Directed by Julie Taymor, of Broadway's Lion King fame, Across the Universe at first looks like a glossy, PG13/High School Musical repackaging of music and sentiments deeply embedded in our generational DNA. Fortunately, it's far better than that. The uncomplicated story about a visiting Liverpudlian named Jude (Jim Sturgess, looking far more like Paul than John) who falls for a Midwestern blonde, Lucy (Evan Rachel Wood), while sharing an East Village apartment with her draft-bait brother, Max (Joe Anderson), is driven almost solely by thirty-one Beatles songs, with the possible exceptions of Bono's trippy "I Am the Walrus" and Eddie Izzard's Monty Python-esque "Mr. Kite." Across the Universe begins with Jude sitting on a beach, head filling the screen, singing a slow, dreamy version of "Girl," which segues to Lucy at her high-school prom, dancing a last dance with her boyfriend who is on his way to Vietnam. Antiwar politics, along with sex, drugs, and rock and roll, are all treated as nonjudgmentally as they were in certain large circles at the time.

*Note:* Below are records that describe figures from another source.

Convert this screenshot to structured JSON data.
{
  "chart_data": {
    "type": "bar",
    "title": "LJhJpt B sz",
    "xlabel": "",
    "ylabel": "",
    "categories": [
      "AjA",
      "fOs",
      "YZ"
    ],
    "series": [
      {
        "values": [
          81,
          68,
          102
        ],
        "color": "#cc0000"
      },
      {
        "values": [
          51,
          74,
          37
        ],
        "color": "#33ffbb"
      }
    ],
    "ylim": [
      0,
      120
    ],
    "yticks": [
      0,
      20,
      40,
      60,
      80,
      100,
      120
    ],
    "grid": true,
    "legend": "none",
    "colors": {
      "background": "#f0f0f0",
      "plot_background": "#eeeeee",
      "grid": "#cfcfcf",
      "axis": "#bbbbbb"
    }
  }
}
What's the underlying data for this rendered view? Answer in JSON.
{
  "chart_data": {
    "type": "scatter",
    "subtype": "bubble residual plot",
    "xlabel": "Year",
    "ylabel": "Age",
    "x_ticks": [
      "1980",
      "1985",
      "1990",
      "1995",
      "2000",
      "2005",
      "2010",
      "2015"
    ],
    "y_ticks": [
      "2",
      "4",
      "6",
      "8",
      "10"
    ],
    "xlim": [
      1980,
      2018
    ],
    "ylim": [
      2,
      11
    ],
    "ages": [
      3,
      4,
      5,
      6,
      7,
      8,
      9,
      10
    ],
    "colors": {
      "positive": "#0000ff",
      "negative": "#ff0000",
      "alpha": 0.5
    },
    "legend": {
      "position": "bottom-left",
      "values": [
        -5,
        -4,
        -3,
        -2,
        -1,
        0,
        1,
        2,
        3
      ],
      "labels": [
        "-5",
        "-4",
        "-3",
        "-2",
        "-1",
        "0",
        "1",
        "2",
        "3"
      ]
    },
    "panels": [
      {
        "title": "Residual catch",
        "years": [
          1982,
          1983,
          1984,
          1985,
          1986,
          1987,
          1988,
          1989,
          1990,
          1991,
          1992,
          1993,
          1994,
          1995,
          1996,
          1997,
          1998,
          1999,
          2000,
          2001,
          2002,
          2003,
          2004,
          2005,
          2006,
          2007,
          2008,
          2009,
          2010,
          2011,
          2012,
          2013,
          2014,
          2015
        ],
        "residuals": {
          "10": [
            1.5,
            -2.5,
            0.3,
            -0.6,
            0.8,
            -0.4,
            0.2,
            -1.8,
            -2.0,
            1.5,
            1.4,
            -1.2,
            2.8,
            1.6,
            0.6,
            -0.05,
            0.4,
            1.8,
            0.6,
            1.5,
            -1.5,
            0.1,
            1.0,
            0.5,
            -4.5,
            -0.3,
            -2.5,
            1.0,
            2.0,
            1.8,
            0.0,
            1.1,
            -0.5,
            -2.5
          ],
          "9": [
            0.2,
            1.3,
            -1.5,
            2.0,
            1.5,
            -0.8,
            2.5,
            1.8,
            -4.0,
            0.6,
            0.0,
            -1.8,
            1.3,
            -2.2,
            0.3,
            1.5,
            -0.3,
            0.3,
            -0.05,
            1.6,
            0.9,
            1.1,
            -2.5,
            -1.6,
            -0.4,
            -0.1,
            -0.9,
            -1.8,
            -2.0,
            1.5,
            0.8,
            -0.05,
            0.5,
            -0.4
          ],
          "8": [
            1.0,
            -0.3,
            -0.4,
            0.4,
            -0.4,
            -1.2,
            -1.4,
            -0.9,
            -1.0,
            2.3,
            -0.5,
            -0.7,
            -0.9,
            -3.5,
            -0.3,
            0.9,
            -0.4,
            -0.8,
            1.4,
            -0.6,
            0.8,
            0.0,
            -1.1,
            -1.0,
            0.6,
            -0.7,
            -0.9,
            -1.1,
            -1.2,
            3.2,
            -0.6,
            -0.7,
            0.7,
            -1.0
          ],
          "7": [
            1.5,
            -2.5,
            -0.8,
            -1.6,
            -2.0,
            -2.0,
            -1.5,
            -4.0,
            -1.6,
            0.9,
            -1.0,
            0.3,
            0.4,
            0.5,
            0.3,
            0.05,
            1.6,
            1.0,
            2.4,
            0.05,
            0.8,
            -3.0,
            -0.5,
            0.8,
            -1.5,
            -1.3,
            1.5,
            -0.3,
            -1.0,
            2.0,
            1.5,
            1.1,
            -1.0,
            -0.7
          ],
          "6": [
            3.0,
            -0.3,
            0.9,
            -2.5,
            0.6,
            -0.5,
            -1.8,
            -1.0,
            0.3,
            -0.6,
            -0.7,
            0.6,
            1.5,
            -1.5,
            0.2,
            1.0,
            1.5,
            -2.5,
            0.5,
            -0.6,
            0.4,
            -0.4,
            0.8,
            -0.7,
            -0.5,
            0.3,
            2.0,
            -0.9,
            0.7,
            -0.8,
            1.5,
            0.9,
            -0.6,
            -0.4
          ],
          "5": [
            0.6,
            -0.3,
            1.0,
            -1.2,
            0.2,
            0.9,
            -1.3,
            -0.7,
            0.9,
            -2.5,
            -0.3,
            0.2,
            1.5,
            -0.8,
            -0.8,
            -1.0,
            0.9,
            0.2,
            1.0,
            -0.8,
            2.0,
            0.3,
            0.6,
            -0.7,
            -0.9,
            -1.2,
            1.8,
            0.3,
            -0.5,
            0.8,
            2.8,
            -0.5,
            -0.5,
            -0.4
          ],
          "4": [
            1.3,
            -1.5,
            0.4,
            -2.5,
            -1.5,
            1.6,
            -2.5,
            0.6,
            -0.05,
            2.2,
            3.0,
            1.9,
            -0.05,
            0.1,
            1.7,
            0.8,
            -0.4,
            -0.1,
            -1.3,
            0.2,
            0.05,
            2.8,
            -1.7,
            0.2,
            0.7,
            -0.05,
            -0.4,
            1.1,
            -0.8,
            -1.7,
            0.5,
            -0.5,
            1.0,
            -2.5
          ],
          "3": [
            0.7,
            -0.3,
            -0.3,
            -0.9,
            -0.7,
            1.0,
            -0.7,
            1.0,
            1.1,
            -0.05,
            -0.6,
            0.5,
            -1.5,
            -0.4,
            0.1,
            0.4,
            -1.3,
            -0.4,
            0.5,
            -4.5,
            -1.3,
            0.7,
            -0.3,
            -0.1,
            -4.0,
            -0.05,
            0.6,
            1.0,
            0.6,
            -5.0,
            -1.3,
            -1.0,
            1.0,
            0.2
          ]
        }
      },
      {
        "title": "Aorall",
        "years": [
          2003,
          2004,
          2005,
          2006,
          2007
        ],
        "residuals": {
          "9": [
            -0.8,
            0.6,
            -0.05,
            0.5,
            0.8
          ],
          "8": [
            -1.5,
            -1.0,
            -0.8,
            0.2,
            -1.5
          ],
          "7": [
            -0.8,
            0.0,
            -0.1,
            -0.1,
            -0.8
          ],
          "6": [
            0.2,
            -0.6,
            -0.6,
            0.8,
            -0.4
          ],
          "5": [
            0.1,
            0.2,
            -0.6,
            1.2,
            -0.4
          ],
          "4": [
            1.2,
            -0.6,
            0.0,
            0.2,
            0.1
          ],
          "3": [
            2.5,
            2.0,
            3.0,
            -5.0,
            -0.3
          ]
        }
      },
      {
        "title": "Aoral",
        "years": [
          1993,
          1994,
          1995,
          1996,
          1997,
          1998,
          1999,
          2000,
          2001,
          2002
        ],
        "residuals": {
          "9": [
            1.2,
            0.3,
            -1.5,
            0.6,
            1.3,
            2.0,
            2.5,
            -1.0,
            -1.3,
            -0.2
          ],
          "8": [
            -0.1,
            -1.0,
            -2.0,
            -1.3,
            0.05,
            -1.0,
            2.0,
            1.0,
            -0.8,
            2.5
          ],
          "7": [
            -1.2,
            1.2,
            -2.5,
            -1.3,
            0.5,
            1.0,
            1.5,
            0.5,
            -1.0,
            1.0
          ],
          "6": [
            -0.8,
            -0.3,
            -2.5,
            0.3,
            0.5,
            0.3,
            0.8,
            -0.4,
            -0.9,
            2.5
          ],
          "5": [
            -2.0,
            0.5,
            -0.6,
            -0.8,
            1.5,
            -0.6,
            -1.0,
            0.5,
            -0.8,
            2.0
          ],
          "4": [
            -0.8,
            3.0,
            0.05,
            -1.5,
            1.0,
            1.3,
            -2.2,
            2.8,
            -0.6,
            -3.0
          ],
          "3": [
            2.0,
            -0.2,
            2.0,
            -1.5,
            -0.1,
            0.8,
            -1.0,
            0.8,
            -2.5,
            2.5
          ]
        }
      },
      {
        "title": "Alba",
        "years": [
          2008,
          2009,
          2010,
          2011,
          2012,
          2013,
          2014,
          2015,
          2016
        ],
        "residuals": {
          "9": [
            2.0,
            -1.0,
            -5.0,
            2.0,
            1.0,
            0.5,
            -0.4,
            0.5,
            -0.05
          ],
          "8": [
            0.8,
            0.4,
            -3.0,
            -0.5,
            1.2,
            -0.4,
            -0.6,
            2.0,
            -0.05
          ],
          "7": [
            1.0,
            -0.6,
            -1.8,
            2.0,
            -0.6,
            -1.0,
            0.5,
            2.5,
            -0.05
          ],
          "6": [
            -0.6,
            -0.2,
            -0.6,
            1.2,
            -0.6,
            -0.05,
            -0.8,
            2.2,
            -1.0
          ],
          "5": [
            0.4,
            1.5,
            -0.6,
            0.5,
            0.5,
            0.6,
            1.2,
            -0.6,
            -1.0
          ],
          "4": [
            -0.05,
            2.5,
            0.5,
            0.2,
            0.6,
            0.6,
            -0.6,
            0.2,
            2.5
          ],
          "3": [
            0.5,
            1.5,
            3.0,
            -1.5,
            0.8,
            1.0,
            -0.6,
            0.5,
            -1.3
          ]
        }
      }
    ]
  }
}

A couple of dance sequences are particularly wonderful. An Asian lesbian named Prudence (T.V. Carpio) drifts dreamily and untouched through a football team in full scrimmage while crooning "I Want to Hold Your Hand" to her object of desire. Joe Cocker changes from a panhandler to a pimp to And an Uncle Sam recruitment poster's "I Want You" sets off an inventively choreographed, if frighteningly machinelike, journey that ends with a group of soldiers carrying the Statue of Liberty through the jungles of Vietnam. (A Joplin-like singer named Sadie (Dana Fuchs) and her Hendrix-like boyfriend (Martin Luther) help bring a tougher musical edge to this unabashed Boomer nostalgia fest.) Across the Universe isn't subtle, but it doesn't need to be when you have Joe Cocker transforming from a panhandler to a pimp to a street musician over the course of "Come Together." If anything, the movie is the closest thing in years to the epic and gleefully excessive Hollywood musicals of the forties and fifties, the kind people think they don't make anymore. Well, think again.